Continuar la construcción de los dos primeros Constellation significa que una valiosa financiación y capacidad industrial seguirán vinculadas al programa. Si se superan los problemas, podría tener sentido continuar la producción en lugar de detenerla tras la entrega de dos buques abandonados. La política clientelista de compras de defensa estadounidense podría impedir tal sentido común, pero si las deficiencias de la Constellation son tan graves y los costes de rectificación tan elevados, sería mejor cancelar el proyecto por completo de inmediato y apostar por la FF(X).
La presencia puede ofrecer cierto grado de disuasión, especialmente en la competencia en la «zona gris» que se da a diario en todo el mundo. Una gran flota de fragatas con base en cúteres es útil para la seguridad marítima, las operaciones de libertad de navegación y el despliegue de la bandera. La gran mayoría de la actividad naval no consiste en enfrentamientos cinéticos violentos, sino que implica persistencia, presencia y patrullaje. Esto quedó demostrado recientemente con el cúter de seguridad nacional, el USCG Munro, que siguió de cerca a un petrolero durante 17 días en el Atlántico Norte antes de desplegar fuerzas especiales para capturarlo.
Sin embargo, en un conflicto cinético, la cuestionable capacidad de supervivencia de las FF(X) podría obligar a los comandantes estadounidenses a retener estos recursos, relegando la carga del combate únicamente a los destructores Arleigh Burke. Esta bifurcación de la flota en «tiradores» (DDG) y «exploradores» (FF(X)) es similar a la lógica fallida del LCS, que asumía que la velocidad y la modularidad podían reemplazar la potencia de fuego bruta y la robustez de la construcción.

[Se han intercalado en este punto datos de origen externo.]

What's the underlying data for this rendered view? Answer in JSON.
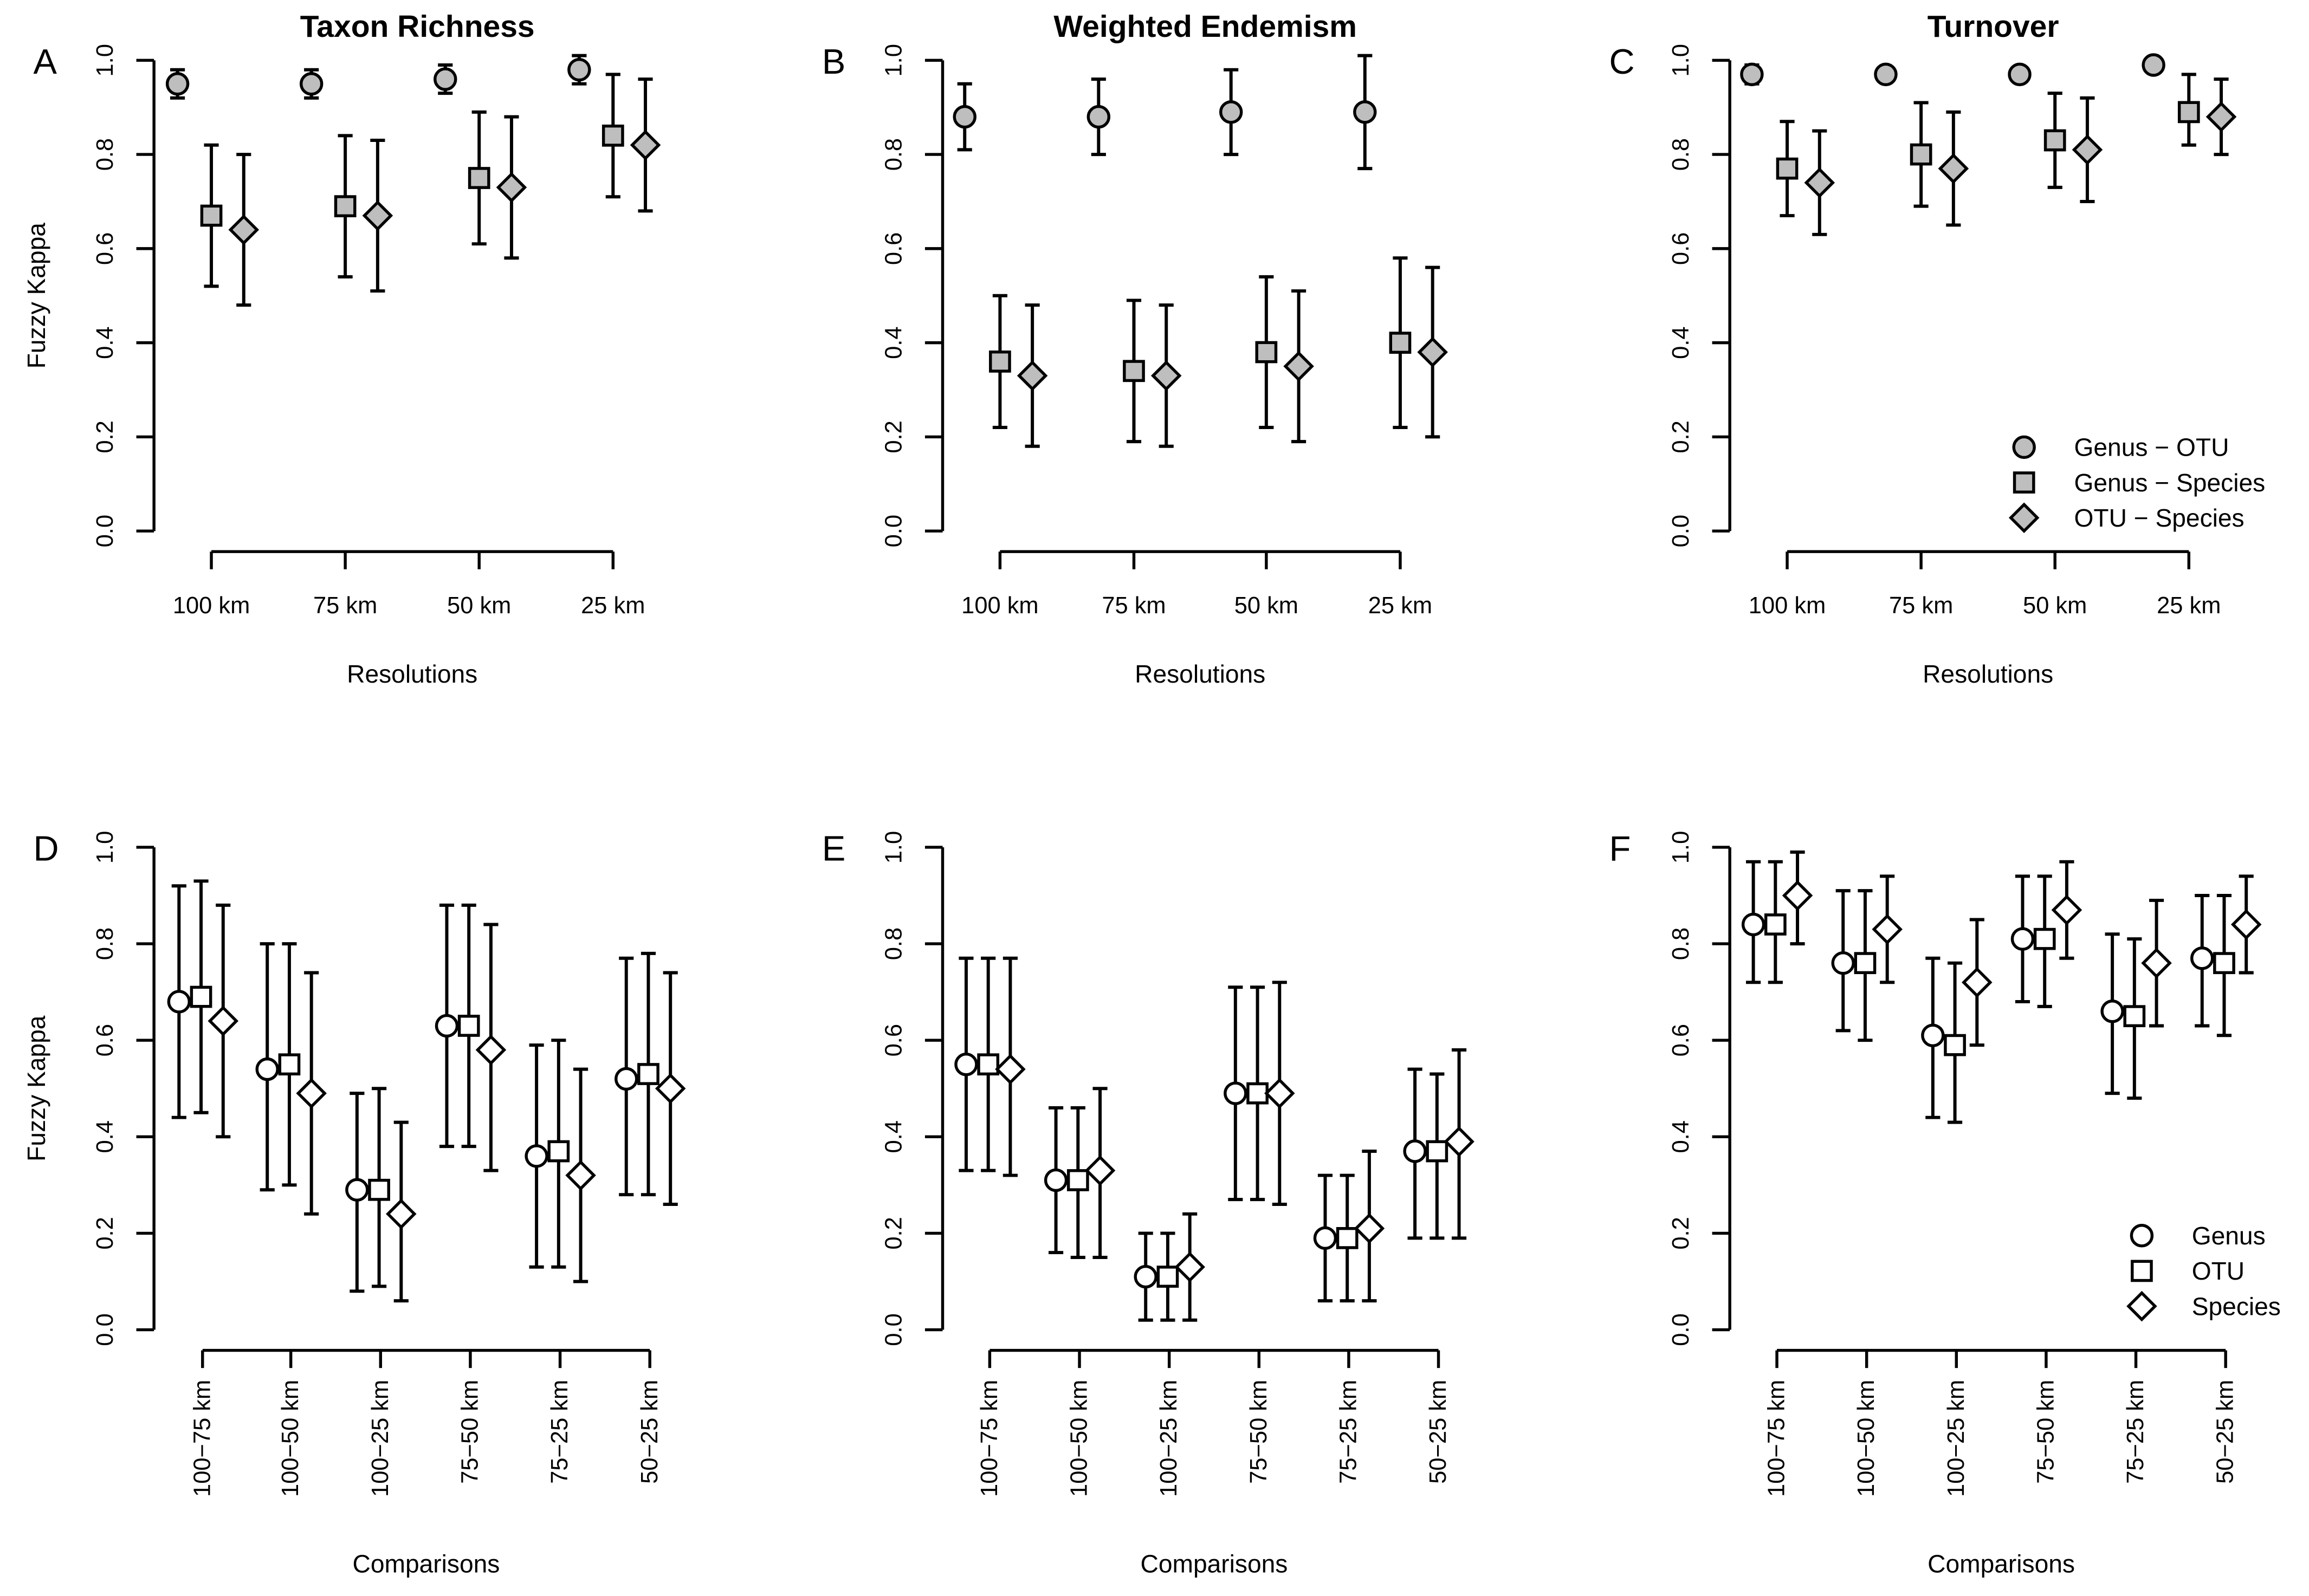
{
  "chart_data": [
    {
      "type": "scatter",
      "panel": "A",
      "title": "Taxon Richness",
      "xlabel": "Resolutions",
      "ylabel": "Fuzzy Kappa",
      "ylim": [
        0,
        1
      ],
      "yticks": [
        "0.0",
        "0.2",
        "0.4",
        "0.6",
        "0.8",
        "1.0"
      ],
      "categories": [
        "100 km",
        "75 km",
        "50 km",
        "25 km"
      ],
      "series": [
        {
          "name": "Genus − OTU",
          "marker": "circle",
          "fill": "#bebebe",
          "values": [
            0.95,
            0.95,
            0.96,
            0.98
          ],
          "lower": [
            0.92,
            0.92,
            0.93,
            0.95
          ],
          "upper": [
            0.98,
            0.98,
            0.99,
            1.01
          ]
        },
        {
          "name": "Genus − Species",
          "marker": "square",
          "fill": "#bebebe",
          "values": [
            0.67,
            0.69,
            0.75,
            0.84
          ],
          "lower": [
            0.52,
            0.54,
            0.61,
            0.71
          ],
          "upper": [
            0.82,
            0.84,
            0.89,
            0.97
          ]
        },
        {
          "name": "OTU − Species",
          "marker": "diamond",
          "fill": "#bebebe",
          "values": [
            0.64,
            0.67,
            0.73,
            0.82
          ],
          "lower": [
            0.48,
            0.51,
            0.58,
            0.68
          ],
          "upper": [
            0.8,
            0.83,
            0.88,
            0.96
          ]
        }
      ]
    },
    {
      "type": "scatter",
      "panel": "B",
      "title": "Weighted Endemism",
      "xlabel": "Resolutions",
      "ylabel": "",
      "ylim": [
        0,
        1
      ],
      "yticks": [
        "0.0",
        "0.2",
        "0.4",
        "0.6",
        "0.8",
        "1.0"
      ],
      "categories": [
        "100 km",
        "75 km",
        "50 km",
        "25 km"
      ],
      "series": [
        {
          "name": "Genus − OTU",
          "marker": "circle",
          "fill": "#bebebe",
          "values": [
            0.88,
            0.88,
            0.89,
            0.89
          ],
          "lower": [
            0.81,
            0.8,
            0.8,
            0.77
          ],
          "upper": [
            0.95,
            0.96,
            0.98,
            1.01
          ]
        },
        {
          "name": "Genus − Species",
          "marker": "square",
          "fill": "#bebebe",
          "values": [
            0.36,
            0.34,
            0.38,
            0.4
          ],
          "lower": [
            0.22,
            0.19,
            0.22,
            0.22
          ],
          "upper": [
            0.5,
            0.49,
            0.54,
            0.58
          ]
        },
        {
          "name": "OTU − Species",
          "marker": "diamond",
          "fill": "#bebebe",
          "values": [
            0.33,
            0.33,
            0.35,
            0.38
          ],
          "lower": [
            0.18,
            0.18,
            0.19,
            0.2
          ],
          "upper": [
            0.48,
            0.48,
            0.51,
            0.56
          ]
        }
      ]
    },
    {
      "type": "scatter",
      "panel": "C",
      "title": "Turnover",
      "xlabel": "Resolutions",
      "ylabel": "",
      "ylim": [
        0,
        1
      ],
      "yticks": [
        "0.0",
        "0.2",
        "0.4",
        "0.6",
        "0.8",
        "1.0"
      ],
      "categories": [
        "100 km",
        "75 km",
        "50 km",
        "25 km"
      ],
      "legend": "bottom-right",
      "series": [
        {
          "name": "Genus − OTU",
          "marker": "circle",
          "fill": "#bebebe",
          "values": [
            0.97,
            0.97,
            0.97,
            0.99
          ],
          "lower": [
            0.95,
            0.96,
            0.96,
            0.98
          ],
          "upper": [
            0.99,
            0.98,
            0.98,
            1.0
          ]
        },
        {
          "name": "Genus − Species",
          "marker": "square",
          "fill": "#bebebe",
          "values": [
            0.77,
            0.8,
            0.83,
            0.89
          ],
          "lower": [
            0.67,
            0.69,
            0.73,
            0.82
          ],
          "upper": [
            0.87,
            0.91,
            0.93,
            0.97
          ]
        },
        {
          "name": "OTU − Species",
          "marker": "diamond",
          "fill": "#bebebe",
          "values": [
            0.74,
            0.77,
            0.81,
            0.88
          ],
          "lower": [
            0.63,
            0.65,
            0.7,
            0.8
          ],
          "upper": [
            0.85,
            0.89,
            0.92,
            0.96
          ]
        }
      ]
    },
    {
      "type": "scatter",
      "panel": "D",
      "title": "",
      "xlabel": "Comparisons",
      "ylabel": "Fuzzy Kappa",
      "ylim": [
        0,
        1
      ],
      "yticks": [
        "0.0",
        "0.2",
        "0.4",
        "0.6",
        "0.8",
        "1.0"
      ],
      "categories": [
        "100−75 km",
        "100−50 km",
        "100−25 km",
        "75−50 km",
        "75−25 km",
        "50−25 km"
      ],
      "series": [
        {
          "name": "Genus",
          "marker": "circle",
          "fill": "#ffffff",
          "values": [
            0.68,
            0.54,
            0.29,
            0.63,
            0.36,
            0.52
          ],
          "lower": [
            0.44,
            0.29,
            0.08,
            0.38,
            0.13,
            0.28
          ],
          "upper": [
            0.92,
            0.8,
            0.49,
            0.88,
            0.59,
            0.77
          ]
        },
        {
          "name": "OTU",
          "marker": "square",
          "fill": "#ffffff",
          "values": [
            0.69,
            0.55,
            0.29,
            0.63,
            0.37,
            0.53
          ],
          "lower": [
            0.45,
            0.3,
            0.09,
            0.38,
            0.13,
            0.28
          ],
          "upper": [
            0.93,
            0.8,
            0.5,
            0.88,
            0.6,
            0.78
          ]
        },
        {
          "name": "Species",
          "marker": "diamond",
          "fill": "#ffffff",
          "values": [
            0.64,
            0.49,
            0.24,
            0.58,
            0.32,
            0.5
          ],
          "lower": [
            0.4,
            0.24,
            0.06,
            0.33,
            0.1,
            0.26
          ],
          "upper": [
            0.88,
            0.74,
            0.43,
            0.84,
            0.54,
            0.74
          ]
        }
      ]
    },
    {
      "type": "scatter",
      "panel": "E",
      "title": "",
      "xlabel": "Comparisons",
      "ylabel": "",
      "ylim": [
        0,
        1
      ],
      "yticks": [
        "0.0",
        "0.2",
        "0.4",
        "0.6",
        "0.8",
        "1.0"
      ],
      "categories": [
        "100−75 km",
        "100−50 km",
        "100−25 km",
        "75−50 km",
        "75−25 km",
        "50−25 km"
      ],
      "series": [
        {
          "name": "Genus",
          "marker": "circle",
          "fill": "#ffffff",
          "values": [
            0.55,
            0.31,
            0.11,
            0.49,
            0.19,
            0.37
          ],
          "lower": [
            0.33,
            0.16,
            0.02,
            0.27,
            0.06,
            0.19
          ],
          "upper": [
            0.77,
            0.46,
            0.2,
            0.71,
            0.32,
            0.54
          ]
        },
        {
          "name": "OTU",
          "marker": "square",
          "fill": "#ffffff",
          "values": [
            0.55,
            0.31,
            0.11,
            0.49,
            0.19,
            0.37
          ],
          "lower": [
            0.33,
            0.15,
            0.02,
            0.27,
            0.06,
            0.19
          ],
          "upper": [
            0.77,
            0.46,
            0.2,
            0.71,
            0.32,
            0.53
          ]
        },
        {
          "name": "Species",
          "marker": "diamond",
          "fill": "#ffffff",
          "values": [
            0.54,
            0.33,
            0.13,
            0.49,
            0.21,
            0.39
          ],
          "lower": [
            0.32,
            0.15,
            0.02,
            0.26,
            0.06,
            0.19
          ],
          "upper": [
            0.77,
            0.5,
            0.24,
            0.72,
            0.37,
            0.58
          ]
        }
      ]
    },
    {
      "type": "scatter",
      "panel": "F",
      "title": "",
      "xlabel": "Comparisons",
      "ylabel": "",
      "ylim": [
        0,
        1
      ],
      "yticks": [
        "0.0",
        "0.2",
        "0.4",
        "0.6",
        "0.8",
        "1.0"
      ],
      "categories": [
        "100−75 km",
        "100−50 km",
        "100−25 km",
        "75−50 km",
        "75−25 km",
        "50−25 km"
      ],
      "legend": "bottom-right",
      "series": [
        {
          "name": "Genus",
          "marker": "circle",
          "fill": "#ffffff",
          "values": [
            0.84,
            0.76,
            0.61,
            0.81,
            0.66,
            0.77
          ],
          "lower": [
            0.72,
            0.62,
            0.44,
            0.68,
            0.49,
            0.63
          ],
          "upper": [
            0.97,
            0.91,
            0.77,
            0.94,
            0.82,
            0.9
          ]
        },
        {
          "name": "OTU",
          "marker": "square",
          "fill": "#ffffff",
          "values": [
            0.84,
            0.76,
            0.59,
            0.81,
            0.65,
            0.76
          ],
          "lower": [
            0.72,
            0.6,
            0.43,
            0.67,
            0.48,
            0.61
          ],
          "upper": [
            0.97,
            0.91,
            0.76,
            0.94,
            0.81,
            0.9
          ]
        },
        {
          "name": "Species",
          "marker": "diamond",
          "fill": "#ffffff",
          "values": [
            0.9,
            0.83,
            0.72,
            0.87,
            0.76,
            0.84
          ],
          "lower": [
            0.8,
            0.72,
            0.59,
            0.77,
            0.63,
            0.74
          ],
          "upper": [
            0.99,
            0.94,
            0.85,
            0.97,
            0.89,
            0.94
          ]
        }
      ]
    }
  ]
}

La degradación de la FFG(X) Constellation a la FF(X) basado en cúteres demuestra una paradoja: la Marina estadounidense está adquiriendo cascos para aumentar su masa, pero solo con buques que podrían representar un riesgo en el Pacífico Occidental. Existe un argumento sólido de que «la entrega importa»: es mejor que lleguen antes más buques numerosos, pero menos capaces, que esperar demasiado tarde a que lleguen buques más capaces. Desafortunadamente para la Marina, su principal rival, la Marina china, está poniendo en servicio fragatas Tipo 054B y destructores Tipo 052D de gran capacidad a un ritmo vertiginoso. La FF(X), ligeramente armada, no aportará mucho al poder de combate agregado, aunque es mejor que no tener ningún buque.

La FFX supone un cambio radical respecto al perfeccionismo deslumbrante que arruinó al Zumwalt y a la Constellation, pero corre el riesgo de inclinar la balanza demasiado hacia la dirección opuesta: un buque sin la fuerza necesaria para luchar y ganar en el implacable entorno de la guerra naval moderna. Sin embargo, si la FF(X) se considera principalmente un medio para desplegar un número considerable de plataformas ASW a tiempo y no una parte importante de la ecuación de potencia de combate ofensiva, entonces la decisión de abandonar la FFG(X) cobra más sentido. Cabe destacar que, al momento de redactar este artículo, el Congreso de los Estados Unidos aún no ha aprobado, rechazado ni modificado el plan de la Marina de abandonar la Constellation y optar por la FF(X).